SP Setia gets takeover offer from Permodalan

SP Setia Bhd, Malaysia’s biggest listed developer by sales, said shareholder Permodalan Nasional Bhd made an offer to take over the company in the country’s largest property acquisition in at least two decades.

Permodalan or PNB, Malaysia’s largest state asset manager, offered RM3.90 apiece for the rest of the shares it doesn’t already own, Maybank Investment Bank Bhd said in an e-mailed statement today.

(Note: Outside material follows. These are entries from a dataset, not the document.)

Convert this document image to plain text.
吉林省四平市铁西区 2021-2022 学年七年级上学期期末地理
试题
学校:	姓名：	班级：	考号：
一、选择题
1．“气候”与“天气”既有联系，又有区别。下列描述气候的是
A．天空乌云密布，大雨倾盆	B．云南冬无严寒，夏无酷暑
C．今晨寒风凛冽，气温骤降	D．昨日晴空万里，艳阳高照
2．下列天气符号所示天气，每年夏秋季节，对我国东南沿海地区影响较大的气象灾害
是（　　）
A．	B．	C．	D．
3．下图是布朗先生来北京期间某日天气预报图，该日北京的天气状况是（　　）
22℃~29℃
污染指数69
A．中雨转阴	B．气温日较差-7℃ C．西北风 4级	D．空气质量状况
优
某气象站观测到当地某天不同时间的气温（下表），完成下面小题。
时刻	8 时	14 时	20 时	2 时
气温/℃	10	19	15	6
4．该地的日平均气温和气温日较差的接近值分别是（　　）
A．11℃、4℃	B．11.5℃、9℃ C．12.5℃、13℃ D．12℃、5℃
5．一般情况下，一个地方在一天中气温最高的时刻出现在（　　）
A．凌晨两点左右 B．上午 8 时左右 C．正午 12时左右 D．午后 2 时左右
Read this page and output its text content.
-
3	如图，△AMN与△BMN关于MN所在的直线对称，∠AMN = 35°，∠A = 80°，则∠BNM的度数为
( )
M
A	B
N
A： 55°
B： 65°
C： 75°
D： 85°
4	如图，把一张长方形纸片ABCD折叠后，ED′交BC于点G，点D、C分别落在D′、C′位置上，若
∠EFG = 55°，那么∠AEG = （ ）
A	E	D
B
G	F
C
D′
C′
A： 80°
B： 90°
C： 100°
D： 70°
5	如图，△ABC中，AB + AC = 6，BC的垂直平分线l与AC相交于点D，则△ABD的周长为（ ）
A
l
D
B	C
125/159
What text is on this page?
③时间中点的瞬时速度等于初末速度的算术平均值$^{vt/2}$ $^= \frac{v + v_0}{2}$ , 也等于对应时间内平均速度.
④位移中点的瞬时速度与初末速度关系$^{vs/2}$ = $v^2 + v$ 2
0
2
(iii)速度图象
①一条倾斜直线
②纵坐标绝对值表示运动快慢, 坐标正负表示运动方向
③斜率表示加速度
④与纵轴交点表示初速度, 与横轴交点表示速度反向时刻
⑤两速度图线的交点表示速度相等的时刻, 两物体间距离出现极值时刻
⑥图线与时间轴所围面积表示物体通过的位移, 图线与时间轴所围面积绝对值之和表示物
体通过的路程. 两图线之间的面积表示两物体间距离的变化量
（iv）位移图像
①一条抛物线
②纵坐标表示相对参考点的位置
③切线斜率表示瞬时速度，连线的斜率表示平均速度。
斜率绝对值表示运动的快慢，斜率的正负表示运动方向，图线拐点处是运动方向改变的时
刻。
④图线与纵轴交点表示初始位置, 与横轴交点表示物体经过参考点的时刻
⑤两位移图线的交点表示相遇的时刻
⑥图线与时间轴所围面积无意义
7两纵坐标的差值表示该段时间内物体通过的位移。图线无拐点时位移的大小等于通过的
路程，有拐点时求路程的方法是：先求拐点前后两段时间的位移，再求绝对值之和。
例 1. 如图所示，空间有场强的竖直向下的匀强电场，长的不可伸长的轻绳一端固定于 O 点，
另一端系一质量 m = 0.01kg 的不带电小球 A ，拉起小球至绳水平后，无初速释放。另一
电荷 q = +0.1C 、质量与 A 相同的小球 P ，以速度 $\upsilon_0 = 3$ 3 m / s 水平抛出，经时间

The all-cash bid values SP Setia at RM6.9 billion. The stock surged 13 per cent to RM3.50 yesterday, the most since 1998, before being suspended from trading today. The offer represents a premium of 21.5 per cent above SP Setia’s five-day volume-weighted average price of RM3.21, said Maybank, which is acting for PNB.

This compares with an average premium of 34 per cent for 17 property deals of more than US$500 million in Southeast Asia in the past five years, according to data compiled by Bloomberg. “If it’s privatized, it would imply that Permodalan might do some internal consolidation and put all their property assets under one entity,” said Jason Chong, who helps manage about US$1 billion as chief investment officer at Manulife Asset Management (Malaysia) Sdn Bhd in Kuala Lumpur.

They also need to “ensure that core management is still around.” The offer follows PNB’s 2009 merger of three developers after buying them out. Kuala Lumpur-based SP Setia will give PNB, which manages about RM150 billion of assets, access to projects in Malaysia, Australia and Vietnam.